Au Canada, le “temps du feu” est arrivé

Nous étions à peine en mai que près de 30 000 personnes avaient déjà dû être évacuées à cause de dizaines d’incendies ravageurs dans la province de l’Alberta. Le bilan des destructions ne cessait de s’alourdir et, dans la bouche des responsables politiques, on entendait des termes comme “sans précédent”.

Sans précédent ? Mais où étaient-ils en 2017, quand la Colombie-Britannique a connu la pire saison d’incendies jamais enregistrée, qui a causé quatre tempêtes de pyrocumulonimbus simultanées ? Où étaient-ils en 2016, quand la ville de Fort McMurray a brûlé des jours durant en même temps que 6 000 km2 de forêt ?

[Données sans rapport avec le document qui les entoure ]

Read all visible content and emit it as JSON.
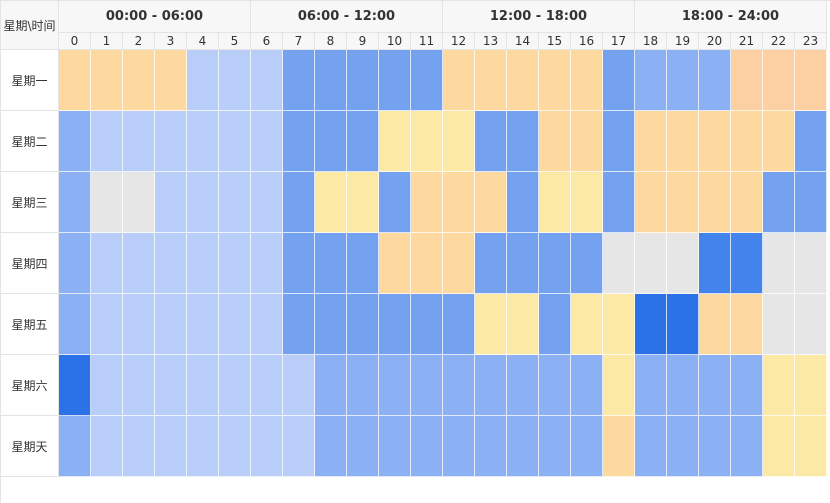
{
  "corner_label": "星期\\时间",
  "ranges": [
    "00:00 - 06:00",
    "06:00 - 12:00",
    "12:00 - 18:00",
    "18:00 - 24:00"
  ],
  "hours": [
    "0",
    "1",
    "2",
    "3",
    "4",
    "5",
    "6",
    "7",
    "8",
    "9",
    "10",
    "11",
    "12",
    "13",
    "14",
    "15",
    "16",
    "17",
    "18",
    "19",
    "20",
    "21",
    "22",
    "23"
  ],
  "days": [
    "星期一",
    "星期二",
    "星期三",
    "星期四",
    "星期五",
    "星期六",
    "星期天"
  ],
  "palette": {
    "L": "#b8cef8",
    "M": "#8cb0f4",
    "D": "#74a2f1",
    "X": "#4384ec",
    "Z": "#2a72e6",
    "Y": "#fde9a6",
    "O": "#fdd9a0",
    "P": "#fdd0a4",
    "G": "#e6e6e6"
  },
  "rows": [
    [
      "O",
      "O",
      "O",
      "O",
      "L",
      "L",
      "L",
      "D",
      "D",
      "D",
      "D",
      "D",
      "O",
      "O",
      "O",
      "O",
      "O",
      "D",
      "M",
      "M",
      "M",
      "P",
      "P",
      "P"
    ],
    [
      "M",
      "L",
      "L",
      "L",
      "L",
      "L",
      "L",
      "D",
      "D",
      "D",
      "Y",
      "Y",
      "Y",
      "D",
      "D",
      "O",
      "O",
      "D",
      "O",
      "O",
      "O",
      "O",
      "O",
      "D"
    ],
    [
      "M",
      "G",
      "G",
      "L",
      "L",
      "L",
      "L",
      "D",
      "Y",
      "Y",
      "D",
      "O",
      "O",
      "O",
      "D",
      "Y",
      "Y",
      "D",
      "O",
      "O",
      "O",
      "O",
      "D",
      "D"
    ],
    [
      "M",
      "L",
      "L",
      "L",
      "L",
      "L",
      "L",
      "D",
      "D",
      "D",
      "O",
      "O",
      "O",
      "D",
      "D",
      "D",
      "D",
      "G",
      "G",
      "G",
      "X",
      "X",
      "G",
      "G"
    ],
    [
      "M",
      "L",
      "L",
      "L",
      "L",
      "L",
      "L",
      "D",
      "D",
      "D",
      "D",
      "D",
      "D",
      "Y",
      "Y",
      "D",
      "Y",
      "Y",
      "Z",
      "Z",
      "O",
      "O",
      "G",
      "G"
    ],
    [
      "Z",
      "L",
      "L",
      "L",
      "L",
      "L",
      "L",
      "L",
      "M",
      "M",
      "M",
      "M",
      "M",
      "M",
      "M",
      "M",
      "M",
      "Y",
      "M",
      "M",
      "M",
      "M",
      "Y",
      "Y"
    ],
    [
      "M",
      "L",
      "L",
      "L",
      "L",
      "L",
      "L",
      "L",
      "M",
      "M",
      "M",
      "M",
      "M",
      "M",
      "M",
      "M",
      "M",
      "O",
      "M",
      "M",
      "M",
      "M",
      "Y",
      "Y"
    ]
  ]
}
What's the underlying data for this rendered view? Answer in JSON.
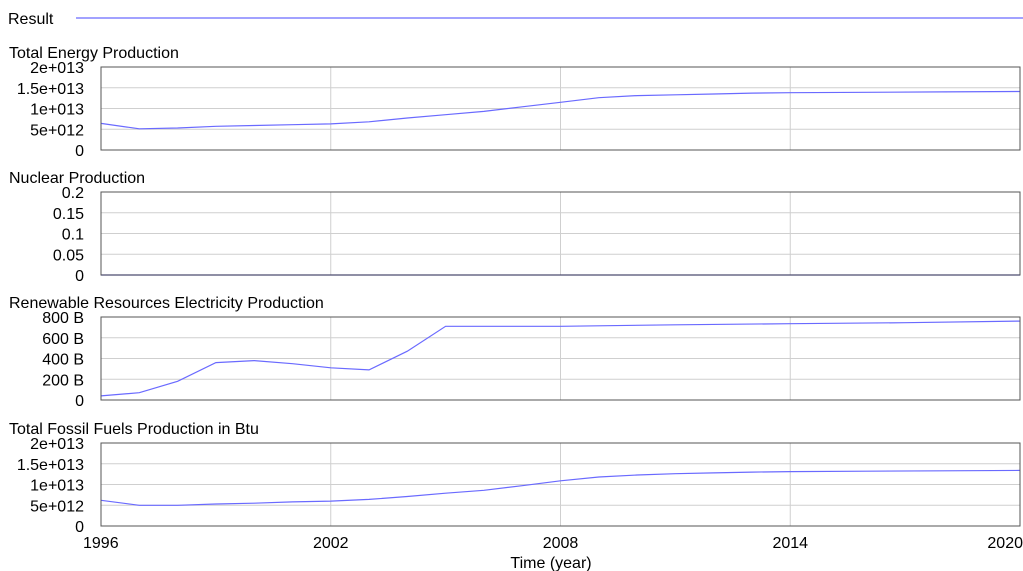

Le “bruit” des fluctuations climatiques

Non, la situation actuelle n’est pas sans précédent. Suis-je en colère ? Oui. À la fin des années 1970, les experts d’Exxon eux-mêmes prédisaient que l’augmentation du CO2 d’origine industrielle ne se fondrait bientôt plus dans le “bruit” des fluctuations climatiques imprévues et serait mesurable à travers la hausse des températures mondiales, tout particulièrement dans les latitudes élevées comme celles du Canada.

J’ai commencé l’écriture de mon dernier livre, Fire Weather, en 2016, quelques jours seulement après que Fort McMurray a disparu dans un pyrocumulonimbus de 14 kilomètres de hauteur provoqué par les incendies.

Déjà à l’époque j’avais compris que si un incendie pouvait causer de tels ravages dans une ville prospère de la région subarctique, alors que les lacs étaient encore gelés et la rivière Athabasca bordée de blocs de glace, il était facile d’imaginer les dégâts qu’un feu de ce genre pourrait causer dans des villes plus au sud où les constructions en bois abondent, comme Vancouver, ou dans les zones périurbaines où vivent actuellement la moitié des Canadiens et un tiers des Américains.

Une menace annoncée

Cela fait plus d’un demi-siècle que la menace est connue, et elle s’abat aujourd’hui sur nous avec une fureur redoublée. La saison des grands incendies est de plus en plus longue, et les feux de plus en plus destructeurs. C’est ce que j’appelle “les feux du XXIe siècle”, parce que c’est avec le nouveau siècle que les incendies sont devenus hors norme. Avant l’an 2000, les tempêtes de feu des pyrocumulonimbus étaient des phénomènes extrêmement rares. Aujourd’hui, elles sont monnaie courante. L’Alberta en a connu plusieurs durant la seule première semaine de mai.